Bündnis Brementrojaner - Pressemitteilung vom 30.08.2018

Wahlkampfgetöse um Verschärfung des Polizeigesetzes

Bündnis Brementrojaner zur Bürgerschaftsdebatte über CDU-Gesetzesantrag


Die heutige Debatte [30.08.2018] in der Bürgerschaft zur Verschärfung des Bremischen Polizeigesetzes ist nur noch Wahlkampfgetöse. Viele Menschen in dieser Stadt haben es einfach satt. Wir setzen unser Motto dagegen: "Freiheit statt Angst". In Bremen hat sich schon im Frühjahr ein breites Bündnis gegen die Verschärfung des Polizeigesetzes gebildet: Das Bündnis Brementrojaner, welches aus zivilgesellschaftlichen Gruppen, Parteien und Einzelpersonen besteht. Das Bündnis wächst kontinuierlich und weist immer wieder auf die fatalen Konsequenzen der geplanten Verschärfungen hin:

Ein weitreichender Ausbau staatlicher Videoüberwachung im öffentlichen Raum verdrängt, als teures Placebo, Kleinkriminalität lediglich an andere Orte und setzt zugleich alle Menschen unter Beobachtung,

• die Einführung elektronischer Fußfesseln zur lückenlosen Aufenthaltskontrolle mutmaßlicher "Gefährder" kriminalisiert Menschen, die nicht etwa unter einem konkreten Verdacht stehen, sondern denen Straftaten aufgrund unklarer Anhaltspunkte lediglich zugetraut werden,

• die massive Ausweitung der polizeilichen Überwachung und Ausforschung von Computern und Smartphones mittels heimlich eingeschleuster Schadsoftware, besser bekannt als "Staatstrojaner", kompromittiert die Sicherheit unserer privaten Geräte und greift tief in unsere Intimsphäre ein.

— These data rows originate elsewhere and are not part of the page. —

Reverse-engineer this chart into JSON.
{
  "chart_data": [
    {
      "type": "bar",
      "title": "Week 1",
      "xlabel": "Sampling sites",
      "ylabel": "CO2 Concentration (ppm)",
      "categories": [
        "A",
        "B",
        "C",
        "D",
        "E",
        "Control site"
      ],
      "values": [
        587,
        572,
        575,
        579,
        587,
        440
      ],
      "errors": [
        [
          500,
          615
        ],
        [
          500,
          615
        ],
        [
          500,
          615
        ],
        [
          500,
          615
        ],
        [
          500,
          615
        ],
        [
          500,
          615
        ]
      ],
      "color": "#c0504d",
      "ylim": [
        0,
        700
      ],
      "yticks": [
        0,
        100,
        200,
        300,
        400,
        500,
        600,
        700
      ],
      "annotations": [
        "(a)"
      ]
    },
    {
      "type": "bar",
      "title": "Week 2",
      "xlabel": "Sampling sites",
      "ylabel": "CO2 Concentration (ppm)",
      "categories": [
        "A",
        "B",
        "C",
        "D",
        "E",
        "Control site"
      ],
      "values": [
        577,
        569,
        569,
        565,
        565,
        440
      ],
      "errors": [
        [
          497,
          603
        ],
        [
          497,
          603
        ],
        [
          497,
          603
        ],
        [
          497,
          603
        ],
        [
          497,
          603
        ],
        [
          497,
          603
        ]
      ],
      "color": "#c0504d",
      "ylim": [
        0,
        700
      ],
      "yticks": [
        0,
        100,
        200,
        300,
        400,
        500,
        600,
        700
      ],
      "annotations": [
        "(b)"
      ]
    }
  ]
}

Alle diese Vorhaben, ob von SPD oder CDU, sind in den Augen des Bündnisses Brementrojaner unzulässige Eingriffe in Grund- und Menschenrechte!

Die Grünen haben bekanntlich nach öffentlichem Protest - auch des Bündnisses Brementrojaner - den Gesetzgebungsprozess hinsichtlich des rot-grünen Polizeigesetz-Entwurfs aufgekündigt. Nun zielt die CDU mit ihrem Gesetzentwurf darauf ab, Zwist in der rot-grünen Koalition zu schüren. Der Wahlkampf ist eröffnet.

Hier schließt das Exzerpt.